Aún estaba ocupado en llevar a cabo tan difícil operación, cuando oyó una exclamación del gerente que sonó como el aullido del viento, y le vio, junto a la puerta, taparse la boca con la mano y retroceder, como empujado por una fuerza invisible. La madre miró a Gregorio, juntando las manos y se desplomó, en medio de sus faldas desplegadas a su alrededor, con la cabeza caída sobre el pecho. El padre amenazó con el puño, con expresión hostil, como si quisiera empujar a Gregorio hacia el interior de la habitación; se volvió luego, saliendo con paso inseguro al recibidor y, cubriéndose los ojos con las manos, rompió a llorar de tal modo, que el llanto sacudía su robusto pecho.

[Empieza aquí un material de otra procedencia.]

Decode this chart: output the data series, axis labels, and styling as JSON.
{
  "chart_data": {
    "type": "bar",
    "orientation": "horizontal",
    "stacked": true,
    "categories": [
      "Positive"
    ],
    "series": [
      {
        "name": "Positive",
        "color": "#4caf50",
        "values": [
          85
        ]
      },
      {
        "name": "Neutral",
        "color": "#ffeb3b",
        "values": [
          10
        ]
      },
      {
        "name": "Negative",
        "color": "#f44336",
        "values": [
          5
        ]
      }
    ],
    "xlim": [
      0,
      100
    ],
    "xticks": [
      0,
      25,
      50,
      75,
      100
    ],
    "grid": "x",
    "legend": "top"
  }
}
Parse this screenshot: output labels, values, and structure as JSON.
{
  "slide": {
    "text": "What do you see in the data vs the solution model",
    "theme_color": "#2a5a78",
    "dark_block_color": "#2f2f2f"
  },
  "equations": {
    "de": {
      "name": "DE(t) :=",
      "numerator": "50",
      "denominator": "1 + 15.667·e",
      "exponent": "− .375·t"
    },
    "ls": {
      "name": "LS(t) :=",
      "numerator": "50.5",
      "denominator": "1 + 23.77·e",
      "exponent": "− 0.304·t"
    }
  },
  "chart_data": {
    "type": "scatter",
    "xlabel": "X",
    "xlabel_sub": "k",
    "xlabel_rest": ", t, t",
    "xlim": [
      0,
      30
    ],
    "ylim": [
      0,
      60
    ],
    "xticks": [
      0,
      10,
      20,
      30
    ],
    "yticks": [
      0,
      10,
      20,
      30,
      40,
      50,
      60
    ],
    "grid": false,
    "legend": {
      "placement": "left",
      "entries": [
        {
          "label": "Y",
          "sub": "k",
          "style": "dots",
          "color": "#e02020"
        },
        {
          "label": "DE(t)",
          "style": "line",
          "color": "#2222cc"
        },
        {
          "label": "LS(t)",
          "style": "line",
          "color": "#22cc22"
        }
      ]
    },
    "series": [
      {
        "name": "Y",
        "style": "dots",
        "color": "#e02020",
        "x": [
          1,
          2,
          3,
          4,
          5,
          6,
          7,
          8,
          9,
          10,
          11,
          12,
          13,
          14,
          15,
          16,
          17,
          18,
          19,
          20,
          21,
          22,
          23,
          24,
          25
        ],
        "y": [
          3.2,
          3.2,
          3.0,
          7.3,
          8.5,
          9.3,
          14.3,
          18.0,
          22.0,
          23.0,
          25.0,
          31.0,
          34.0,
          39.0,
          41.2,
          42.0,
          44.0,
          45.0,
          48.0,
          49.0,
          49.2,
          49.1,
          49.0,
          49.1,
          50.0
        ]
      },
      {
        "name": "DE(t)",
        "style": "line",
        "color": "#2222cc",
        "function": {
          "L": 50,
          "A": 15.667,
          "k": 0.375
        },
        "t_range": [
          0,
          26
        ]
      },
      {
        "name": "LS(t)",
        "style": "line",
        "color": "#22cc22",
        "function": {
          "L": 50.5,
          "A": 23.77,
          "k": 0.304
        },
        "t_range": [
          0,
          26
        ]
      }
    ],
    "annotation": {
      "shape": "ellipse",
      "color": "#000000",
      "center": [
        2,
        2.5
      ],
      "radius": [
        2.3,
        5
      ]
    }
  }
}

-Bueno -dijo Gregorio, convencido de ser el único que había conservado la calma-. Enseguida me visto, recojo el muestrario y me voy. Me dejaréis que salga de viaje, ¿verdad? Ya ve usted, señor gerente que no soy testarudo y que trabajo con gusto. Uno puede tener un bajón momentáneo; pero es precisamente entonces cuando deben acordarse los jefes de lo útilo que uno ha sido y pensar que, una vez superado el contratiempo, trabajará con dobladas energías. No se vaya sin decirme algo que me pruebe que me da usted la razón, por lo menos en parte.
Pero, desde las primeras palabras de Gregorio, el gerente había dado media vuelta y le contemplaba por encima del hombro, con una mueca de repugnancia en el rostro. Y antes de que Gregorio hubiese acabado de hablar, el gerente ya se había retirado hacia la puerta y dado los últimos pasos en dirección a la escalera, como si esperase encontrar hallar milagrosamente la libertad, con tal rapidez que parecía que estuviera pisando brasas ardientes.
Gregorio comprendió que no debía permitir que el gerente se marchara de aquel modo, pues si no su puesto en el almacén estaría seriamente amenazado. Pero en el momento en que Gregorio empezó a avanzar lentamente para detener al gerente, su madre pese a su desvanecimiento previo, se incorporó y al verlo dio un brinco y se puso a gritar, extendiendo los brazos con las manos abiertas: "¡Socorro! ¡Por el amor de Dios! ¡Socorro!" huyó y se lanzó en brazos del padre.
-¡Madre! ¡Madre! -gimió Gregorio, mirándola desde abajo.
Para colmo de males, la huída del jefe pareció trastornar por completo al padre, el cual empuñó con la diestra un bastón y, armándose con la otra mano de un gran periódico que había sobre la mesa, se dispuso, dando fuertes patadas en el suelo, esgrimiendo papel y bastón, a hacer retroceder a Gregorio hacia el interior de su cuarto.
Así que, sin dejar de mirar angustiosamente hacia su padre, Gregorio empezó a girar lo más rápidamente posible. En esto, el padre le dio por detrás un empujón enérgico y salvador, que lo lanzó dentro del cuarto. Luego, cerró la puerta con el bastón, y por fin volvió la calma.